Filebeat and logstash 6.2

I have 18k+ devices with filebeat sending to logstash. My logstash is in AWS and is fronted with a classic ELB. I terminate ssl on the ELB and forward to the correct part for logstash.

I had an incident where my logstash nodes were unhealthy and the port became unavailable. I have 8 logstash nodes and eventually they all became unavailable because they were being overworked. This forced OOM errors and made it so the nodes couldn't process any.ore. This isse is that the filebeat agents were still trying to connect.

On the client side we say filebeat connect to the ELB and ssl was terminated but logstash closed the connection. Immediately after filebeat tried again. This happened many per second per host. And with 18k hosts doing this it utilized a lot of network bandwidth.

How can I come figure filebeat to exponentially backoff when it's connection is gracefully closed but it happens many times per second.

I understand that filebeat tries to reopen the connection so it can optimize latency but the issue here is when logstash was closing g the connections because it couldn't handle the load the agents DDoS'd logstash.

Are there any best practices that can be used to ratelimit filebeat?
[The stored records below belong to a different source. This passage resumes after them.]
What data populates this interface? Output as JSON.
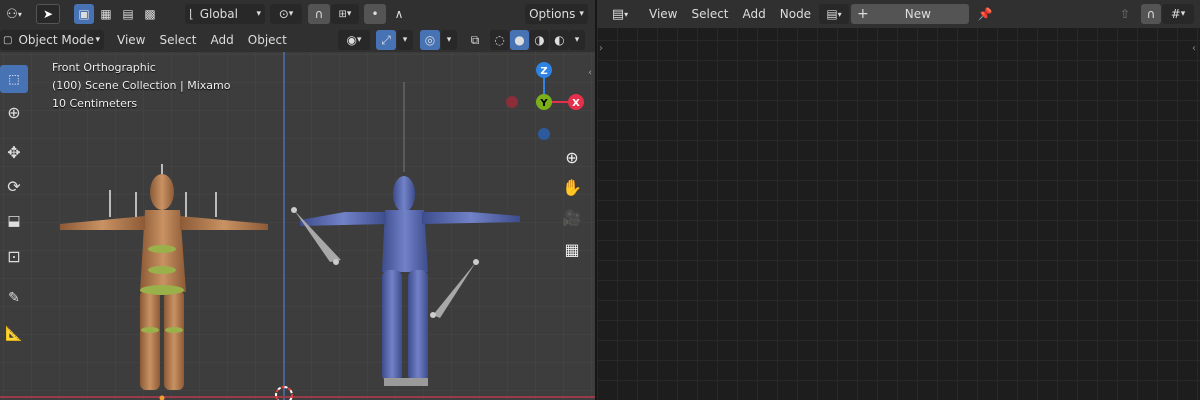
{
  "viewport": {
    "header": {
      "orientation_label": "Global",
      "options_label": "Options"
    },
    "subheader": {
      "mode_label": "Object Mode",
      "menus": [
        "View",
        "Select",
        "Add",
        "Object"
      ]
    },
    "overlay_info": {
      "view_name": "Front Orthographic",
      "collection": "(100) Scene Collection | Mixamo",
      "scale": "10 Centimeters"
    },
    "gizmo": {
      "z_label": "Z",
      "y_label": "Y",
      "x_label": "X"
    },
    "colors": {
      "background": "#3d3d3d",
      "header": "#303030",
      "accent": "#4772b3",
      "axis_z": "#2f83e4",
      "axis_y": "#7cb01a",
      "axis_x": "#e6304b",
      "mannequin_left": "#b07a4d",
      "mannequin_right": "#5b6fb3"
    }
  },
  "node_editor": {
    "menus": [
      "View",
      "Select",
      "Add",
      "Node"
    ],
    "new_button_label": "New",
    "colors": {
      "background": "#1d1d1d",
      "grid": "#282828"
    }
  }
}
For this type of scenario what could be done? If I were to move the ssl handoff to logstash instead of the ELB would that change the behavior of filebeat?

Thank you. Trying to take lessons learned from this incident to build a more reliable and resilient pipeline

(Pier-Hugues Pellerin) #2

@tgdesrochers Filebeat is using an exponential backoff when an error occur to reconnect, I think the problem in that case is each 18K is retrying to send a full batch and this is causing a OOM. I think configuring filebeat to do a slow_start would help if a cascading error happen.

We have plan to refactor the exponential backoff strategy, I will check if we can expose some knobs to the users to allow you to tweak the behavior.

(system) #3

This topic was automatically closed 28 days after the last reply. New replies are no longer allowed.